Testspiel Nummer 4 für RB Leipzig in der Vorbereitung auf die Bundesliga. Gleichzeitig das letzte Spiel vor dem Trainingslager, das am kommenden Montag beginnt. Zum vierten Mal ließ man kein Gegentor zu und gewann nach einer Leistungssteigerung in der zweiten Hälfte völlig verdient mit 2:0.

Mit den Würzburger Kickers hatte RB Leipzig den ersten richtig aussagekräftigen Gegner zu Besuch. Die Saison des Zweitliganeulings beginnt bereits in eineinhalb Wochen. Entsprechend fit und deutlich weiter in der Vorbereitung präsentierte man sich.

Insbesondere in den ersten 20, 25 Minuten spielte Würzburg ein recht druckvolles Pressing und ließ den RasenBalllsportlern keine Luft zum Atmen, geschweige denn zum Spielen. Was zu vielen Ballverlusten von RB Leipzig schon früh in der Vorwärtsbewegung und wenig Spielfluss führte. Die Doppelsechs mit Janelt und dem etwas tiefer spielenden Ilsanker konnte das Spiel in dieser Phase nicht lenkend an sich reißen. In der Offensive wurden zudem zu wenig Bälle gesichert.

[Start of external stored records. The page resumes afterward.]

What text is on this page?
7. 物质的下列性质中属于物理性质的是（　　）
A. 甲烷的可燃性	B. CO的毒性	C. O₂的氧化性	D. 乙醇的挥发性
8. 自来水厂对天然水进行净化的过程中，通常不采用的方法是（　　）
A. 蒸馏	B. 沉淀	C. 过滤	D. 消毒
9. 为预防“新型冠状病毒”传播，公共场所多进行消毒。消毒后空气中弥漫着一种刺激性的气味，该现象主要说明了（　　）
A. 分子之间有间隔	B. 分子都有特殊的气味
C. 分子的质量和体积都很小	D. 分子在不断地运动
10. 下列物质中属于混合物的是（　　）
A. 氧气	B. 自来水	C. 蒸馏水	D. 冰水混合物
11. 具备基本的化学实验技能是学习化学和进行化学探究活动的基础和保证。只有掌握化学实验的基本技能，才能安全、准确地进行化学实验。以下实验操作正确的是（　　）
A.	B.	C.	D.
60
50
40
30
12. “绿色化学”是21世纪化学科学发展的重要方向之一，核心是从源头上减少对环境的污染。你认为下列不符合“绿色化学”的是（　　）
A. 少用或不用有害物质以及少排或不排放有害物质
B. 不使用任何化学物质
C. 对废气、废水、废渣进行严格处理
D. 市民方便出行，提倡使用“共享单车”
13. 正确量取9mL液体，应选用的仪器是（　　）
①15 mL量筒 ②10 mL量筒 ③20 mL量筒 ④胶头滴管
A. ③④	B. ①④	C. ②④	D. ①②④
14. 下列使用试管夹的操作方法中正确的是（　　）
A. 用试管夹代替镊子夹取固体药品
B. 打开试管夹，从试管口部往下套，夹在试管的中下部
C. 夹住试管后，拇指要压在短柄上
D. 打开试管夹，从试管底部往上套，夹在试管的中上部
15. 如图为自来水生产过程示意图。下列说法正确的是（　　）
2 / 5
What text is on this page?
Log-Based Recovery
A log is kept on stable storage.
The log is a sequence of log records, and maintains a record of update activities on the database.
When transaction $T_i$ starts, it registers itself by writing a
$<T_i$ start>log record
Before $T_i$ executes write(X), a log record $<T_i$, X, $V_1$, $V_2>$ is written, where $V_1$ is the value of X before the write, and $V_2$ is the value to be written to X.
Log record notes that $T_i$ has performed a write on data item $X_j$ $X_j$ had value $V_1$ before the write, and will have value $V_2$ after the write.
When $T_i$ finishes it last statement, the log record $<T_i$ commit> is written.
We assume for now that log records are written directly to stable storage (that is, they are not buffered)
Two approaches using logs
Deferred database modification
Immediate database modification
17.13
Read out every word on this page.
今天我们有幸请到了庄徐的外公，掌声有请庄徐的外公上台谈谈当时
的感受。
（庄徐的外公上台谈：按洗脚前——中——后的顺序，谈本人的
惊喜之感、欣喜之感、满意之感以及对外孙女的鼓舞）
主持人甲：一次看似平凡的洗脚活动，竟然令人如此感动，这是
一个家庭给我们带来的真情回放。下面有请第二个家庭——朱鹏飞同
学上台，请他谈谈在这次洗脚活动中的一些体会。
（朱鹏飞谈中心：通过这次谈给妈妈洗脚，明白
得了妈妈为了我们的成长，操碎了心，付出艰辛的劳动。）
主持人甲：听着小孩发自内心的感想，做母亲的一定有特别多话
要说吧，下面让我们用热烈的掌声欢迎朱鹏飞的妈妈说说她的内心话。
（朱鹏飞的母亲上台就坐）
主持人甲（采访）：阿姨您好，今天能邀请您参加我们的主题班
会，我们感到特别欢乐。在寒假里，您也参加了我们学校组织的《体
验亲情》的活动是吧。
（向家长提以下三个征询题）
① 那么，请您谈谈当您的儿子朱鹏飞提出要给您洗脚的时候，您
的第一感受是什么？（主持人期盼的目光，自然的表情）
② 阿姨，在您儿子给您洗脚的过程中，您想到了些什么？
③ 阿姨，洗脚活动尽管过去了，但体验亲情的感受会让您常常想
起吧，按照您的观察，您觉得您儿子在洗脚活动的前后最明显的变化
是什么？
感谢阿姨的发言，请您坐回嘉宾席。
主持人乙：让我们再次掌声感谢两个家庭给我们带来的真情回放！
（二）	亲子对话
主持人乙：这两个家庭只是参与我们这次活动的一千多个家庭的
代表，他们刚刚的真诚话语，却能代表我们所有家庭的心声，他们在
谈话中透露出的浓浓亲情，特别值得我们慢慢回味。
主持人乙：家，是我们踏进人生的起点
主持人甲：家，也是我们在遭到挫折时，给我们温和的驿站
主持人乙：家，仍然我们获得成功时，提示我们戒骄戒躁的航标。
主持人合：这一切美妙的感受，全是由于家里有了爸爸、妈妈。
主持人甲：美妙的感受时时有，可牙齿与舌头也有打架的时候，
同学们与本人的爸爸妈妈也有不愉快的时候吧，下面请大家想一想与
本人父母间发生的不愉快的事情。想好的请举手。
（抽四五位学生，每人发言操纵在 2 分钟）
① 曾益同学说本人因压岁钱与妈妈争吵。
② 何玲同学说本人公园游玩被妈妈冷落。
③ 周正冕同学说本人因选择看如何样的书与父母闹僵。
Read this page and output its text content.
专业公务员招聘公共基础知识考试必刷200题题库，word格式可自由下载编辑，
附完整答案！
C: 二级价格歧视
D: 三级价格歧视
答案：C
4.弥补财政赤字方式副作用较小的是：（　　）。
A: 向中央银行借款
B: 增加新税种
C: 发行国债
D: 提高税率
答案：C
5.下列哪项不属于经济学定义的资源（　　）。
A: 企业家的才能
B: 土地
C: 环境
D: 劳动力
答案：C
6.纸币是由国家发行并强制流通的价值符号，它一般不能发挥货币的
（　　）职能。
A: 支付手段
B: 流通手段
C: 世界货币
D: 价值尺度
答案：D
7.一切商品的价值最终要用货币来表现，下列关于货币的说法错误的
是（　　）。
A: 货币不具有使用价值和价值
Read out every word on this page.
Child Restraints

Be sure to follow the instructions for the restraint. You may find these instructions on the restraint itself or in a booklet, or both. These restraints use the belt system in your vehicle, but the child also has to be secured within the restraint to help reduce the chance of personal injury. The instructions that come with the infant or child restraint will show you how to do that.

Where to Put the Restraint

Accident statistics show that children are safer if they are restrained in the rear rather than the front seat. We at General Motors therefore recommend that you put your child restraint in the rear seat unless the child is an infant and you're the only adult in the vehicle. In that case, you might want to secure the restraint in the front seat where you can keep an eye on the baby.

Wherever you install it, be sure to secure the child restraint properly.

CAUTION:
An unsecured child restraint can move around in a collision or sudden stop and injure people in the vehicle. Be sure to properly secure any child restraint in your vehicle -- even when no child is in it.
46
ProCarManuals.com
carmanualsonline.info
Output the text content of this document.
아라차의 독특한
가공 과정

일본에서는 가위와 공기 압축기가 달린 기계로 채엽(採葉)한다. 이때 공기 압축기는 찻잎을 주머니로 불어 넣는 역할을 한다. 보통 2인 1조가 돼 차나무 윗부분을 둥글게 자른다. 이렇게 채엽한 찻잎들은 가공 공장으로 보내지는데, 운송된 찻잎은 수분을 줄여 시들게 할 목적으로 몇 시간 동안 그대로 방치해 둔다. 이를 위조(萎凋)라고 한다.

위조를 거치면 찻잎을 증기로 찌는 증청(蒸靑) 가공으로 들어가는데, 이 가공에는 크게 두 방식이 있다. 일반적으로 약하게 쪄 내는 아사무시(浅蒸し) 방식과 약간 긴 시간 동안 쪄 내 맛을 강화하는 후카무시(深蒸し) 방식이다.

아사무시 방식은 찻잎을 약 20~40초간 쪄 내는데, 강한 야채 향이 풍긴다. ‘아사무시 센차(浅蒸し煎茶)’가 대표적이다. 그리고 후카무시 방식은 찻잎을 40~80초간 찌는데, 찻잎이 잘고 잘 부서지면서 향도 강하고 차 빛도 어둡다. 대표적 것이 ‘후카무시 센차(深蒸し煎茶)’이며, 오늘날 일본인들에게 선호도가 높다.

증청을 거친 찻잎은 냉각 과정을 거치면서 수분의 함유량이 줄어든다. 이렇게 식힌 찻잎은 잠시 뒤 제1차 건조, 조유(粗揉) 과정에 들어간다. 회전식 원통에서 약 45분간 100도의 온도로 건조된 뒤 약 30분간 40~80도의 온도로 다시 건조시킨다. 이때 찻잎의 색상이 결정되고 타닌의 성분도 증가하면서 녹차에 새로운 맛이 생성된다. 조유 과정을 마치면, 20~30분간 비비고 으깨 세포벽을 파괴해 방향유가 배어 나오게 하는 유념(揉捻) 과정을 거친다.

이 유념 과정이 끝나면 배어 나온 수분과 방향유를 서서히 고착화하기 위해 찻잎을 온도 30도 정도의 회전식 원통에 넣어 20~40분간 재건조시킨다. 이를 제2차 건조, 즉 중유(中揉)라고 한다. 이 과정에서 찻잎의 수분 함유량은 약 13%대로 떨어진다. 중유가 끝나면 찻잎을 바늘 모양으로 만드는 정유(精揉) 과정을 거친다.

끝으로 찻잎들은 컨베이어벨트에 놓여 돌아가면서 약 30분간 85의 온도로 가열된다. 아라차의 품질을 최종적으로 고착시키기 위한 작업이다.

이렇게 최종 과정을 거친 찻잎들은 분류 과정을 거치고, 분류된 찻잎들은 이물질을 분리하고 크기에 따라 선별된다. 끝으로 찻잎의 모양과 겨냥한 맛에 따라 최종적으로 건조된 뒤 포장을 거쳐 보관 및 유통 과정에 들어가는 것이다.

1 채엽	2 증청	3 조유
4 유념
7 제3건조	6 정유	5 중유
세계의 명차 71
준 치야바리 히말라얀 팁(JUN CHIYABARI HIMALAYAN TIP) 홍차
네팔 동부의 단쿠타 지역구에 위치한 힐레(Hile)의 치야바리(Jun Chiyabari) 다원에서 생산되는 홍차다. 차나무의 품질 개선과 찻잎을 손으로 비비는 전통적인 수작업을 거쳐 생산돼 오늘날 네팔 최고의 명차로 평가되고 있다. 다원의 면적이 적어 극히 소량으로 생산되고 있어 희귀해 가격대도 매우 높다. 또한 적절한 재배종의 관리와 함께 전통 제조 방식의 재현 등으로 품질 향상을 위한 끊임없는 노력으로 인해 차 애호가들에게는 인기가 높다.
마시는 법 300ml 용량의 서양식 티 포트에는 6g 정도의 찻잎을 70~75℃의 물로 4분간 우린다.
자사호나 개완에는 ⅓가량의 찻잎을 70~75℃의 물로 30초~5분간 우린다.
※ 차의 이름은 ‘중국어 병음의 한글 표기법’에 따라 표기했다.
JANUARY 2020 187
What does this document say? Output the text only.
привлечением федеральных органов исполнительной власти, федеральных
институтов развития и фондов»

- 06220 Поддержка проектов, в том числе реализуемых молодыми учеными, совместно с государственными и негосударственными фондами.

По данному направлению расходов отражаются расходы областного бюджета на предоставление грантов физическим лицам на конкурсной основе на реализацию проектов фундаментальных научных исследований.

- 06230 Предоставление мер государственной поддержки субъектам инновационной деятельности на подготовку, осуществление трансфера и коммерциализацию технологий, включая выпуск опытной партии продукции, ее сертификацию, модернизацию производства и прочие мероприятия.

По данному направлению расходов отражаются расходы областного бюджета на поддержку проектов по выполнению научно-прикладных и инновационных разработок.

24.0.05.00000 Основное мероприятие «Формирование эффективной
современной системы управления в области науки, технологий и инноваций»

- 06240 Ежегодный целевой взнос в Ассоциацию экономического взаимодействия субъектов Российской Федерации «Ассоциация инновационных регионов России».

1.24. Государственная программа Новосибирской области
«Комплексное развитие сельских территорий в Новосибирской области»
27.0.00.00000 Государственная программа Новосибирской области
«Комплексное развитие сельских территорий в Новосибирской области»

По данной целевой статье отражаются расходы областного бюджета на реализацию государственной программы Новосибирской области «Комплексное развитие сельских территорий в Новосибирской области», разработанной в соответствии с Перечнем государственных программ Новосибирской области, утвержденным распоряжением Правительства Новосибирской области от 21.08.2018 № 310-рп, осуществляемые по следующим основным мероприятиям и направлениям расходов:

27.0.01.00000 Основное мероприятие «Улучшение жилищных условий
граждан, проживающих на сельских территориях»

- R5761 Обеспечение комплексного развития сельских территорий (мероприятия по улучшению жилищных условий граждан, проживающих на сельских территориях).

Allerdings funktionierte das kompakt-aggressive Auftreten der Gäste vor allem defensiv. Offensiv ergaben sich daraus wenig bis gar keine Gelegenheiten zum Torerfolg, woran auch ein starker Marvin Compper, der in der ersten Halbzeit lange Zeit der wichtigste Anker im RB-Spiel war, einen wesentlichen Anteil hatte.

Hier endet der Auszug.